Prerequisite: Mathematics 210, 230.
314 Numerical Analysis
Spring
Linear and polynomial interpolation, finite differences, matrix methods.
Solution of equations and systems of equations. Numerical differentiation,
integration, and solutions of differential equations. Algorithms and computer
applications. Prerequisite: Mathematics 111, 231, and Computer Science 112.
(Cross-listed as Computer Science 314.)
320 Mathematical Methods
Practical techniques for solving the partial differential equations that
arise in the physical sciences. Special functions, series, solutions of
differential equations, orthogonal polynomials, boundary value problems
eigen systems, and asymptotic methods. Emphasis on examples with exact solutions
to illustrate principles and to develop intuition, followed by numerical
approaches to applications. Four lectures per week. Prerequisite: Physics
210, Mathematics 210 required; Mathematics 214, 231, and Computer Science
112 recommended.
329 Number Theory
Mathematical induction, divisibility properties of integers, prime numbers,
congruences. Prerequisite: Mathematics 230 or permission of instructor.
330 Modern Algebra I
Fall
A study of algebraic structures with emphasis on groups, rings and fields.
Prerequisite: Mathematics 230.
331 Modern Algebra II
Additional topics in modern or linear algebra such as field extensions,
group conjugacy, modules, eigenvalue theory, dual spaces, and unitary spaces.
Prerequisite: Mathematics 330 or permission of instructor.
350 Mathematical Probability
Fall
Discrete and continous probability. Distributions, the law of large numbers,
the central limit theorem, random vaiables, generating functions. Prerequisite:
Mathematics 210 or permission of instructor.
351 Mathematical Statistics
Spring
A mathematical study of such topics as estimation of parameters, confidence
intervals, and test of hyptheses, decision theory, regression, analysis
of variance and nonparametric methods. Prerequisite: Mathematics 350.

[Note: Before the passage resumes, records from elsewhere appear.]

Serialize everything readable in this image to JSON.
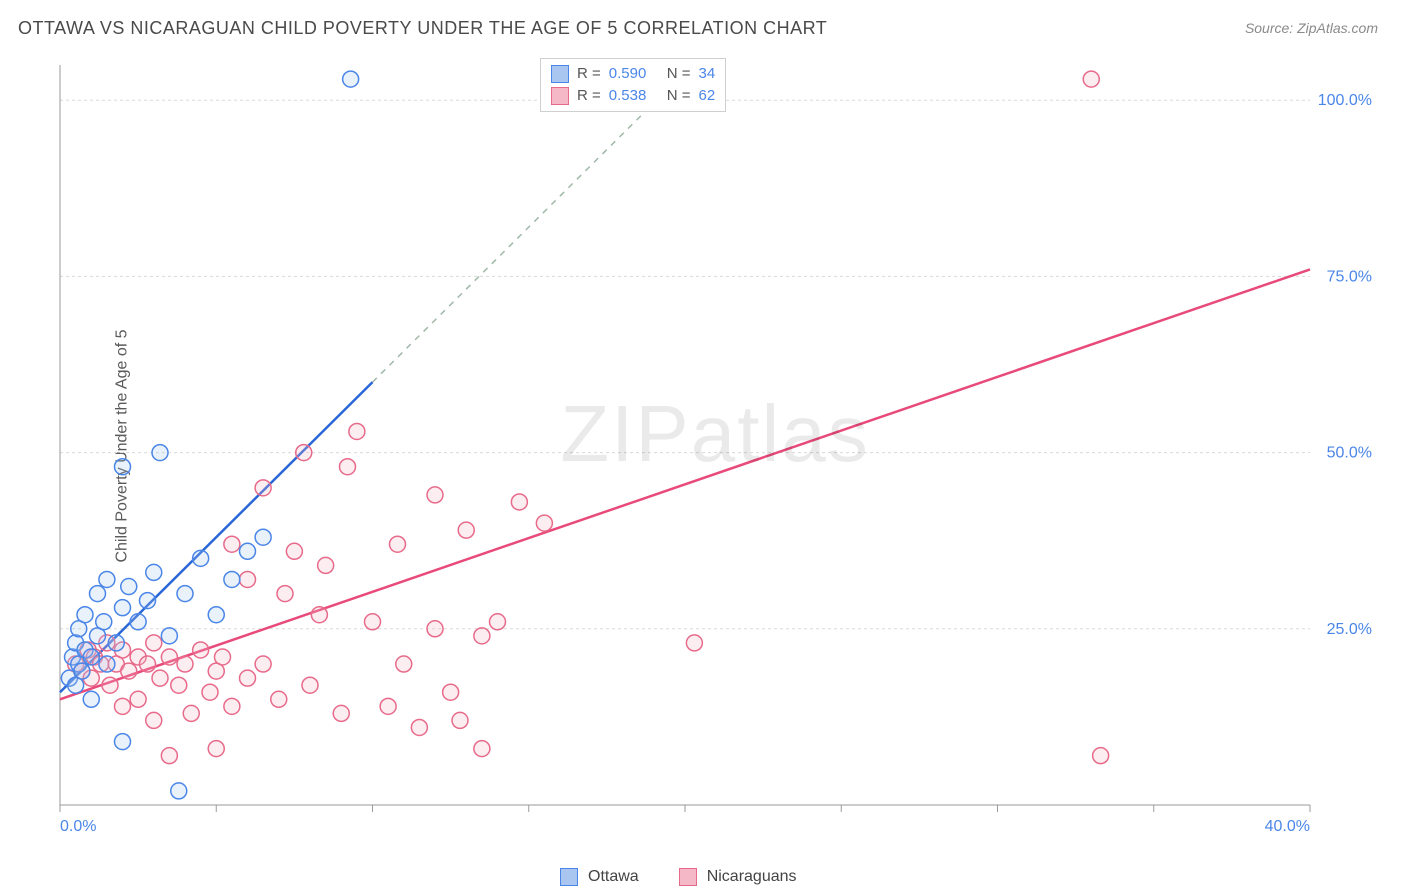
{
  "title": "OTTAWA VS NICARAGUAN CHILD POVERTY UNDER THE AGE OF 5 CORRELATION CHART",
  "source": "Source: ZipAtlas.com",
  "ylabel": "Child Poverty Under the Age of 5",
  "watermark_zip": "ZIP",
  "watermark_atlas": "atlas",
  "chart": {
    "type": "scatter",
    "xlim": [
      0,
      40
    ],
    "ylim": [
      0,
      105
    ],
    "x_first_tick": 0.0,
    "x_last_tick": 40.0,
    "x_tick_step": 5.0,
    "y_ticks": [
      25.0,
      50.0,
      75.0,
      100.0
    ],
    "grid_color": "#d9d9d9",
    "axis_color": "#9a9a9a",
    "label_color": "#4a86e8",
    "background_color": "#ffffff",
    "marker_radius": 8,
    "marker_stroke_width": 1.5,
    "marker_fill_opacity": 0.25,
    "series": {
      "ottawa": {
        "label": "Ottawa",
        "color_stroke": "#4a86e8",
        "color_fill": "#a8c6f0",
        "trend_color": "#2a66d8",
        "trend_dash_color": "#9fb8a8",
        "trend": {
          "x1": 0,
          "y1": 16,
          "x2": 10,
          "y2": 60,
          "dash_to_x": 19
        },
        "points": [
          [
            0.3,
            18
          ],
          [
            0.4,
            21
          ],
          [
            0.5,
            17
          ],
          [
            0.5,
            23
          ],
          [
            0.6,
            20
          ],
          [
            0.6,
            25
          ],
          [
            0.7,
            19
          ],
          [
            0.8,
            22
          ],
          [
            0.8,
            27
          ],
          [
            1.0,
            15
          ],
          [
            1.0,
            21
          ],
          [
            1.2,
            24
          ],
          [
            1.2,
            30
          ],
          [
            1.4,
            26
          ],
          [
            1.5,
            20
          ],
          [
            1.5,
            32
          ],
          [
            1.8,
            23
          ],
          [
            2.0,
            28
          ],
          [
            2.0,
            48
          ],
          [
            2.2,
            31
          ],
          [
            2.5,
            26
          ],
          [
            2.8,
            29
          ],
          [
            3.0,
            33
          ],
          [
            3.2,
            50
          ],
          [
            3.5,
            24
          ],
          [
            4.0,
            30
          ],
          [
            4.5,
            35
          ],
          [
            5.0,
            27
          ],
          [
            5.5,
            32
          ],
          [
            6.0,
            36
          ],
          [
            6.5,
            38
          ],
          [
            3.8,
            2
          ],
          [
            2.0,
            9
          ],
          [
            9.3,
            103
          ]
        ]
      },
      "nicaraguans": {
        "label": "Nicaraguans",
        "color_stroke": "#e86a8a",
        "color_fill": "#f4b8c6",
        "trend_color": "#e84a7a",
        "trend": {
          "x1": 0,
          "y1": 15,
          "x2": 40,
          "y2": 76
        },
        "points": [
          [
            0.5,
            20
          ],
          [
            0.7,
            19
          ],
          [
            0.9,
            22
          ],
          [
            1.0,
            18
          ],
          [
            1.1,
            21
          ],
          [
            1.3,
            20
          ],
          [
            1.5,
            23
          ],
          [
            1.6,
            17
          ],
          [
            1.8,
            20
          ],
          [
            2.0,
            22
          ],
          [
            2.0,
            14
          ],
          [
            2.2,
            19
          ],
          [
            2.5,
            21
          ],
          [
            2.5,
            15
          ],
          [
            2.8,
            20
          ],
          [
            3.0,
            23
          ],
          [
            3.0,
            12
          ],
          [
            3.2,
            18
          ],
          [
            3.5,
            21
          ],
          [
            3.5,
            7
          ],
          [
            3.8,
            17
          ],
          [
            4.0,
            20
          ],
          [
            4.2,
            13
          ],
          [
            4.5,
            22
          ],
          [
            4.8,
            16
          ],
          [
            5.0,
            19
          ],
          [
            5.0,
            8
          ],
          [
            5.2,
            21
          ],
          [
            5.5,
            14
          ],
          [
            5.5,
            37
          ],
          [
            6.0,
            18
          ],
          [
            6.0,
            32
          ],
          [
            6.5,
            20
          ],
          [
            6.5,
            45
          ],
          [
            7.0,
            15
          ],
          [
            7.2,
            30
          ],
          [
            7.5,
            36
          ],
          [
            7.8,
            50
          ],
          [
            8.0,
            17
          ],
          [
            8.3,
            27
          ],
          [
            8.5,
            34
          ],
          [
            9.0,
            13
          ],
          [
            9.2,
            48
          ],
          [
            9.5,
            53
          ],
          [
            10.0,
            26
          ],
          [
            10.5,
            14
          ],
          [
            10.8,
            37
          ],
          [
            11.0,
            20
          ],
          [
            11.5,
            11
          ],
          [
            12.0,
            25
          ],
          [
            12.5,
            16
          ],
          [
            13.0,
            39
          ],
          [
            13.5,
            8
          ],
          [
            14.0,
            26
          ],
          [
            14.7,
            43
          ],
          [
            15.5,
            40
          ],
          [
            12.8,
            12
          ],
          [
            13.5,
            24
          ],
          [
            20.3,
            23
          ],
          [
            12.0,
            44
          ],
          [
            33.0,
            103
          ],
          [
            33.3,
            7
          ]
        ]
      }
    }
  },
  "stats_legend": {
    "r_label": "R =",
    "n_label": "N =",
    "rows": [
      {
        "swatch_fill": "#a8c6f0",
        "swatch_stroke": "#4a86e8",
        "r": "0.590",
        "n": "34"
      },
      {
        "swatch_fill": "#f4b8c6",
        "swatch_stroke": "#e86a8a",
        "r": "0.538",
        "n": "62"
      }
    ]
  }
}
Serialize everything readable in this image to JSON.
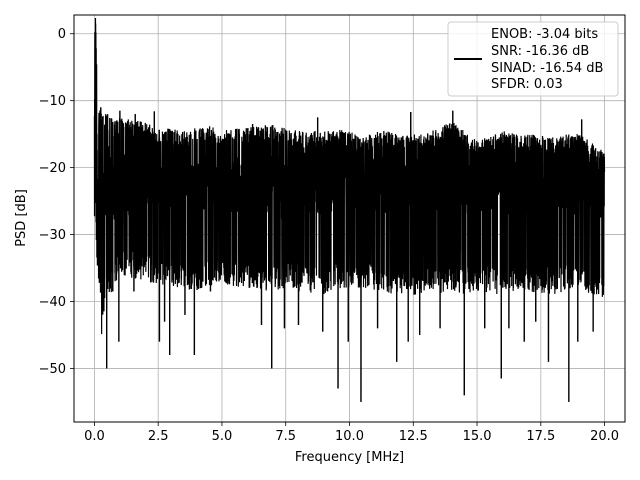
{
  "chart_data": {
    "type": "line",
    "title": "",
    "xlabel": "Frequency [MHz]",
    "ylabel": "PSD [dB]",
    "xlim": [
      -0.8,
      20.8
    ],
    "ylim": [
      -58,
      2.8
    ],
    "xticks": [
      0.0,
      2.5,
      5.0,
      7.5,
      10.0,
      12.5,
      15.0,
      17.5,
      20.0
    ],
    "xtick_labels": [
      "0.0",
      "2.5",
      "5.0",
      "7.5",
      "10.0",
      "12.5",
      "15.0",
      "17.5",
      "20.0"
    ],
    "yticks": [
      0,
      -10,
      -20,
      -30,
      -40,
      -50
    ],
    "ytick_labels": [
      "0",
      "−10",
      "−20",
      "−30",
      "−40",
      "−50"
    ],
    "grid": true,
    "legend": {
      "position": "top-right",
      "entries": [
        "ENOB: -3.04 bits",
        "SNR: -16.36 dB",
        "SINAD: -16.54 dB",
        "SFDR: 0.03"
      ]
    },
    "series": [
      {
        "line_color": "#000000",
        "x": [
          0.0,
          0.02,
          0.05,
          0.08,
          0.12,
          0.2,
          0.3,
          0.45,
          0.6,
          0.8,
          1.0,
          1.5,
          2.0,
          2.5,
          3.0,
          3.5,
          4.0,
          4.5,
          5.0,
          6.0,
          7.0,
          7.5,
          8.0,
          9.0,
          9.5,
          10.0,
          10.5,
          11.0,
          12.0,
          13.0,
          14.0,
          14.5,
          15.0,
          16.0,
          16.7,
          17.0,
          18.0,
          18.5,
          19.0,
          20.0
        ],
        "y": [
          -16.5,
          -1.0,
          -0.2,
          -12.0,
          -25.0,
          -20.0,
          -27.0,
          -22.0,
          -21.0,
          -24.0,
          -22.0,
          -23.0,
          -21.5,
          -22.5,
          -23.0,
          -22.0,
          -24.0,
          -21.5,
          -22.5,
          -23.0,
          -22.0,
          -24.0,
          -22.0,
          -23.0,
          -21.5,
          -22.0,
          -23.5,
          -22.5,
          -22.0,
          -23.0,
          -21.5,
          -22.5,
          -23.0,
          -22.0,
          -24.0,
          -22.5,
          -23.0,
          -22.0,
          -23.5,
          -23.0
        ],
        "upper_envelope": [
          -10.0,
          -0.2,
          -0.1,
          -2.0,
          -12.0,
          -11.5,
          -11.3,
          -12.0,
          -12.0,
          -13.0,
          -12.5,
          -12.8,
          -13.2,
          -14.0,
          -14.2,
          -14.5,
          -14.0,
          -13.8,
          -14.3,
          -14.0,
          -13.5,
          -14.0,
          -14.5,
          -14.5,
          -14.3,
          -14.5,
          -15.5,
          -14.2,
          -15.0,
          -15.0,
          -13.0,
          -14.5,
          -16.0,
          -14.5,
          -15.0,
          -15.0,
          -15.5,
          -14.8,
          -15.0,
          -17.5
        ],
        "lower_envelope": [
          -28.0,
          -28.5,
          -27.0,
          -33.0,
          -36.0,
          -40.0,
          -46.0,
          -38.0,
          -39.0,
          -38.0,
          -36.0,
          -36.5,
          -37.0,
          -37.5,
          -38.0,
          -38.0,
          -38.5,
          -38.0,
          -37.5,
          -38.0,
          -38.5,
          -38.0,
          -38.5,
          -39.0,
          -38.0,
          -38.5,
          -38.0,
          -38.5,
          -39.0,
          -39.0,
          -38.5,
          -39.0,
          -38.5,
          -39.0,
          -38.0,
          -38.5,
          -39.0,
          -38.5,
          -38.0,
          -40.0
        ],
        "notable_dips": [
          {
            "x": 0.1,
            "y": -28.5
          },
          {
            "x": 0.33,
            "y": -36.0
          },
          {
            "x": 0.48,
            "y": -50.0
          },
          {
            "x": 0.72,
            "y": -38.5
          },
          {
            "x": 0.96,
            "y": -46.0
          },
          {
            "x": 1.55,
            "y": -38.5
          },
          {
            "x": 2.55,
            "y": -46.0
          },
          {
            "x": 2.75,
            "y": -43.0
          },
          {
            "x": 2.95,
            "y": -48.0
          },
          {
            "x": 3.55,
            "y": -42.0
          },
          {
            "x": 3.92,
            "y": -48.0
          },
          {
            "x": 4.55,
            "y": -38.5
          },
          {
            "x": 6.55,
            "y": -43.5
          },
          {
            "x": 6.95,
            "y": -50.0
          },
          {
            "x": 7.45,
            "y": -44.0
          },
          {
            "x": 8.0,
            "y": -43.5
          },
          {
            "x": 8.95,
            "y": -44.5
          },
          {
            "x": 9.55,
            "y": -53.0
          },
          {
            "x": 9.95,
            "y": -46.0
          },
          {
            "x": 10.45,
            "y": -55.0
          },
          {
            "x": 11.1,
            "y": -44.0
          },
          {
            "x": 11.85,
            "y": -49.0
          },
          {
            "x": 12.3,
            "y": -46.0
          },
          {
            "x": 12.75,
            "y": -45.0
          },
          {
            "x": 13.55,
            "y": -44.0
          },
          {
            "x": 14.5,
            "y": -54.0
          },
          {
            "x": 15.3,
            "y": -44.0
          },
          {
            "x": 15.95,
            "y": -51.5
          },
          {
            "x": 16.25,
            "y": -44.0
          },
          {
            "x": 16.85,
            "y": -46.0
          },
          {
            "x": 17.3,
            "y": -43.0
          },
          {
            "x": 17.8,
            "y": -49.0
          },
          {
            "x": 18.6,
            "y": -55.0
          },
          {
            "x": 18.95,
            "y": -46.0
          },
          {
            "x": 19.55,
            "y": -44.5
          },
          {
            "x": 19.95,
            "y": -39.0
          }
        ],
        "notable_peaks": [
          {
            "x": 0.25,
            "y": -11.0
          },
          {
            "x": 1.0,
            "y": -11.5
          },
          {
            "x": 1.6,
            "y": -12.0
          },
          {
            "x": 2.35,
            "y": -11.6
          },
          {
            "x": 6.2,
            "y": -13.5
          },
          {
            "x": 8.75,
            "y": -12.5
          },
          {
            "x": 12.4,
            "y": -11.7
          },
          {
            "x": 14.05,
            "y": -11.5
          },
          {
            "x": 19.1,
            "y": -12.8
          }
        ]
      }
    ]
  }
}
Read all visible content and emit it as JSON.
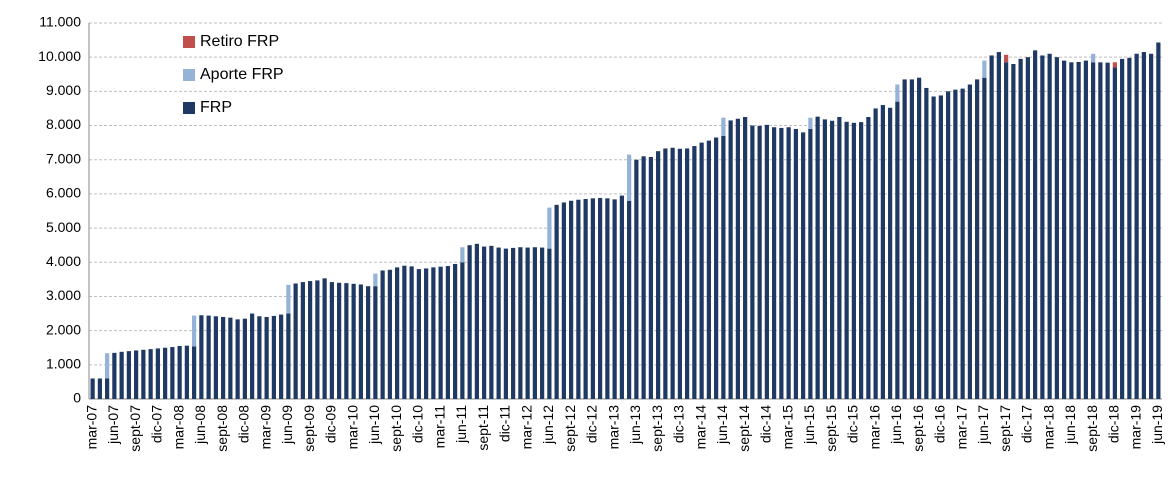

360 Mathematical Modeling and Computer Simulation
Introduction to the process and techniques of modeling actual situations
using mathematical methods and computer simulation. Topics may include optimization,
dynamical systems, axiom systems, queuing theory, and introduction of a
simulation language. Second half will include team projects and reports.
Prerequisite: Mathematics 111, Computer Science 112, and some additional
sophistication in at least one of the following: mathematics, computer
science, or applying mathematics in a field of interest. (Cross-listed as
Computer Science 360.)
375 Combinatorics and Graph Theory
Enumeration techniques with emphasis on permutations and combinations, generating
functions, recurrence relations, inclusion and exclusion and the pigeonhole
principle. Graph theory with emphasis on trees, circuits, cut sets, planar
graphs, chromatic numbers and transportation networks. Also included will
be designs with emphasis on Latin squares, finite projective and affine
geometries, block designs and design of experiments. Prerequisite: Mathematics
230. (Cross-listed as Computer Science 375.)
Mathematics Courses Offered Less Frequently
260 History of Mathematics
A survey of the important concepts of mathematics form the time of the Babylonians
to the present. Emphasis will be on the evolution of mathematical ideas
and the contributions of the most prominent individuals associated with
the development of mathematics. Prerequisite: Mathematics 111 or permission
of instructor.
340 Geometry
Selected topics from affine, Euclidian, non-Euclidian, projective and differential
geometry. Prerequisite: Mathematics 230 or permission of instructor.
410 Topology
Point set topology. Such topics as topological spaces, separation axioms,
covering properties, metrization, convergence and completeness and homotopy
theory. Prerequisite: Mathematics 230.
411 Topics in Modern Analysis
Introductory notions of functional analysis. Banach spaces, integration
and measure, Hilbert spaces, commutative Banach algebras.